Peloton’s Risky Business Model

Peloton, the New York-based company that offers an at-home fitness experience meshed with digital streaming content and progress tracking, filed its S-1 prospectus on Tuesday in anticipation of its upcoming initial public offering (IPO). The plan is to go public with a stock listing on the Nasdaq Stock Exchange under the ticker symbol “PTON”. The latest round of funding pegged the company’s valuation at $4 billion, and some recent estimates say its now worth as much as $8 billion. But buyer beware, the company’s business model comes with its own unique set of risks.

Peloton has shown some impressive revenue growth over the past few years. Between 2017 and 2018, revenue grew by 99.0%, and over the past year it has grown another 110.3% for a total revenue stream of $915 million at the close of the 2019 fiscal year, which ended on June 30. But losses are now accelerating at an even faster rate. Total net losses fell 33% between 2017 and 2018, and then rose last year at a pace of 308.4% to reach a total net loss of $195.6 million at the end of fiscal year 2019.

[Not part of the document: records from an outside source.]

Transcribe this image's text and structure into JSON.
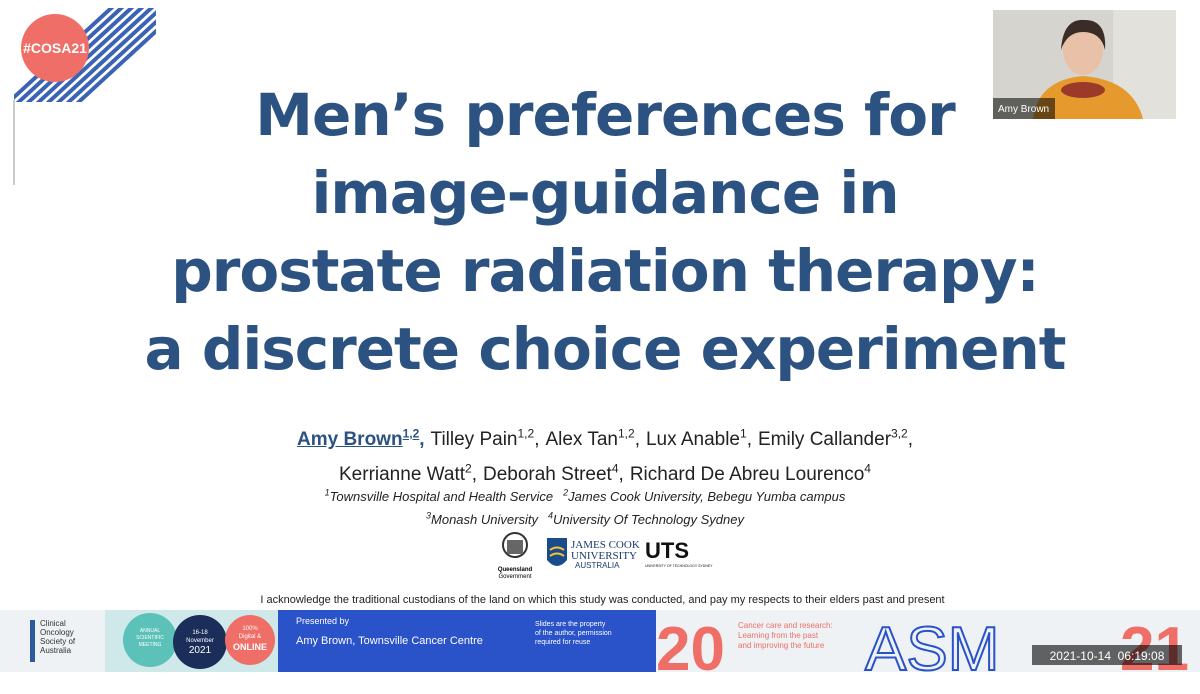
{
  "corner_badge": "#COSA21",
  "webcam": {
    "label": "Amy Brown"
  },
  "title_lines": [
    "Men’s preferences for",
    "image-guidance in",
    "prostate radiation therapy:",
    "a discrete choice experiment"
  ],
  "authors": [
    [
      {
        "name": "Amy Brown",
        "affil": "1,2",
        "sep": ","
      },
      {
        "name": "Tilley Pain",
        "affil": "1,2",
        "sep": ","
      },
      {
        "name": "Alex Tan",
        "affil": "1,2",
        "sep": ","
      },
      {
        "name": "Lux Anable",
        "affil": "1",
        "sep": ","
      },
      {
        "name": "Emily Callander",
        "affil": "3,2",
        "sep": ","
      }
    ],
    [
      {
        "name": "Kerrianne Watt",
        "affil": "2",
        "sep": ","
      },
      {
        "name": "Deborah Street",
        "affil": "4",
        "sep": ","
      },
      {
        "name": "Richard De Abreu Lourenco",
        "affil": "4"
      }
    ]
  ],
  "affiliations": [
    [
      {
        "num": "1",
        "text": "Townsville Hospital and Health Service"
      },
      {
        "num": "2",
        "text": "James Cook University, Bebegu Yumba campus"
      }
    ],
    [
      {
        "num": "3",
        "text": "Monash University"
      },
      {
        "num": "4",
        "text": "University Of Technology Sydney"
      }
    ]
  ],
  "logos": {
    "queensland": [
      "Queensland",
      "Government"
    ],
    "jcu": [
      "JAMES COOK",
      "UNIVERSITY",
      "AUSTRALIA"
    ],
    "uts": [
      "UTS",
      "UNIVERSITY OF TECHNOLOGY SYDNEY"
    ]
  },
  "acknowledgement": "I acknowledge the traditional custodians of the land on which this study was conducted, and pay my respects to their elders past and present",
  "banner": {
    "cosa": [
      "Clinical",
      "Oncology",
      "Society of",
      "Australia"
    ],
    "meeting": [
      "ANNUAL",
      "SCIENTIFIC",
      "MEETING"
    ],
    "dates": [
      "16-18",
      "November",
      "2021"
    ],
    "online": [
      "100%",
      "Digital &",
      "ONLINE"
    ],
    "presented_by": "Presented by",
    "presenter": "Amy Brown, Townsville Cancer Centre",
    "notice": [
      "Slides are the property",
      "of the author, permission",
      "required for reuse"
    ],
    "year_left": "20",
    "theme": [
      "Cancer care and research:",
      "Learning from the past",
      "and improving the future"
    ],
    "asm": "ASM",
    "year_right": "21"
  },
  "timestamp": "2021-10-14  06:19:08"
}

What It Means for Investors

The startup dubs itself a technology, slash media, slash interactive software, slash product design, slash social connection, slash, direct-to-consumer, multi-channel retail, slash apparel, slash logistics company offers customers two main products and one primary service. To keep it simple, think of the company as operating in the market of connected fitness, blending the physical and digital worlds to create a unique fitness experience. 

It’s a market that is still young and growing. But it’s also already highly competitive. A number of connected fitness devices and apps already exist, such as Fitbit Inc. (FIT) and Nike Inc.'s (NKE) Nike Run, and fitness fanatics can access a host of exercise videos using free streaming services like YouTube. Peloton’s future success will depend on that market continuing to grow and its ability to offer something unique.

The company’s stationary bike might be the product that hits that niche. It is equipped with a touch-screen tablet allowing viewers to watch live-stream or on-demand videos of fitness instructors leading a workout. It manages to combine the fitness device, the progress-tracking application, and the online streaming content into one package for $2,000. So far, bike sales make up a significant majority of Peloton’s revenues.

For a stationary fitness bike an $8 billion valuation seems steep. But of course, Peloton’s also got a treadmill and a connected fitness subscription, in order to access the streaming content, for $39.00 a month. The bike is the platform for the subscriptions—sell the bikes, and the subscriptions will follow. It’s not unlike Apple Inc.’s (AAPL) iTunes–iMac/iPhone combinations, and Peloton’s CEO John Foley boldly compares his own company to that of the iPhone maker.

The company’s connected fitness subscriptions have risen from 107,708 in 2017, to 245,667 in 2018, to 511,202 in 2019, for a corresponding growth rate of 128% between 2017 and 2018, and 108% from 2018 to 2019. Peloton claims a 95% 12-month retention rate, and its net average monthly churn rate for each year staring in 2017 and ending in 2019 was 0.70%, 0.64% and 0.65%. It will be important for the company to maintain its brand value and reputation if it is going to continue attracting and retaining customers.

Looking Ahead

Peloton will also need to maintain good relationships with its suppliers, manufacturers, and logistics partners, as it relies on only a limited number of those. And don’t forget, the company depends on third-party licenses for the use of music in their streaming content. In March, Peloton was sued by a group of music publishers who alleged that the company used more than 1,000 songs from a range of different popular artists without permission. It’s important that users listen to their favourite music, but Peloton will have to make sure they provide that service legally.